Vitamin B complex (especially B12, B6, folate), vitamin D, vitamin C, and magnesium show the strongest evidence for reducing brain fog and sharpening focus, particularly when deficiencies exist.
B Vitamins (B12, B6, Folate, B Complex)
Deficiencies in B12 cause memory lapses, poor concentration, and cognitive slowdown; supplementation improves cognition in 84% of deficient cases and boosts memory/attention scores. Folate/B6 lower homocysteine, slowing brain atrophy; B-complex outperforms singles for overall fog relief in older adults.
Vitamin D
Low D links to depression-related fog, poor memory, and slow processing; 2000 IU/day enhanced learning/memory in deficient postmenopausal women vs. lower doses.
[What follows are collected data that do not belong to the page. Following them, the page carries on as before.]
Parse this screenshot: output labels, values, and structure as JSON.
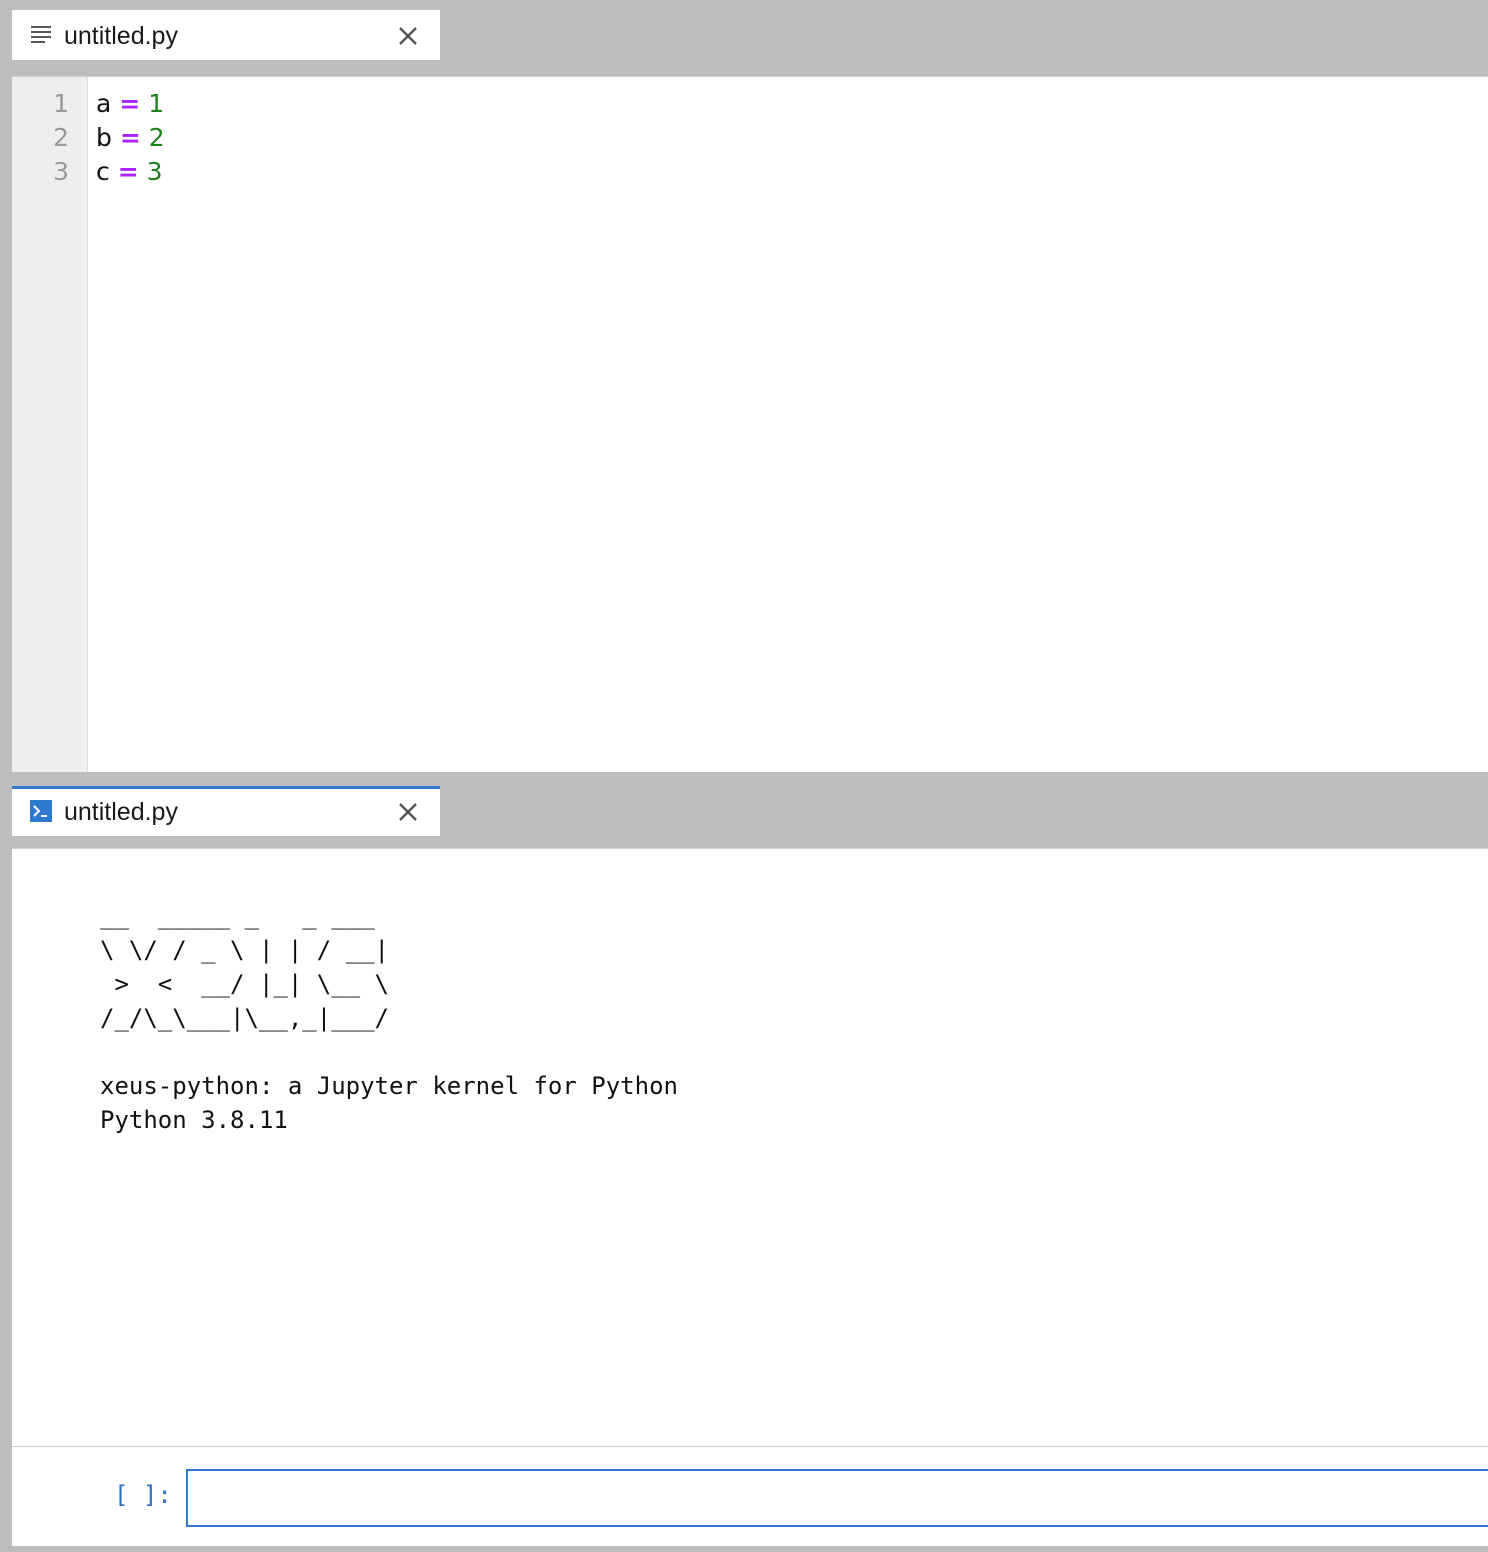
{
  "editor": {
    "tab_label": "untitled.py",
    "tab_icon": "text-file-icon",
    "lines": [
      {
        "num": "1",
        "var": "a",
        "op": "=",
        "val": "1"
      },
      {
        "num": "2",
        "var": "b",
        "op": "=",
        "val": "2"
      },
      {
        "num": "3",
        "var": "c",
        "op": "=",
        "val": "3"
      }
    ]
  },
  "console": {
    "tab_label": "untitled.py",
    "tab_icon": "console-icon",
    "banner_art": "__  _____ _   _ ___\n\\ \\/ / _ \\ | | / __|\n >  <  __/ |_| \\__ \\\n/_/\\_\\___|\\__,_|___/",
    "kernel_line": "xeus-python: a Jupyter kernel for Python",
    "version_line": "Python 3.8.11",
    "prompt": "[ ]:",
    "input_value": ""
  },
  "colors": {
    "accent": "#2f7ad1",
    "operator": "#aa22ff",
    "number": "#208020",
    "prompt": "#3070b8"
  }
}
Trials show cognitive gains (FSIQ up, p<0.001) in mild impairment with 800 IU/day.
Vitamin C
Adequate levels correlate with better attention, reaction time, focus, and mood; deficient states worsen depression/confusion. 1000mg/day improved attention/work absorption (p=0.03); higher intake reduces fog via antioxidant protection.
Magnesium (Bonus Mineral)
Suboptimal Mg impairs concentration/stress resilience; higher levels predict better attention/memory in 2,466 seniors. L-threonate form crosses blood-brain barrier for cognitive support.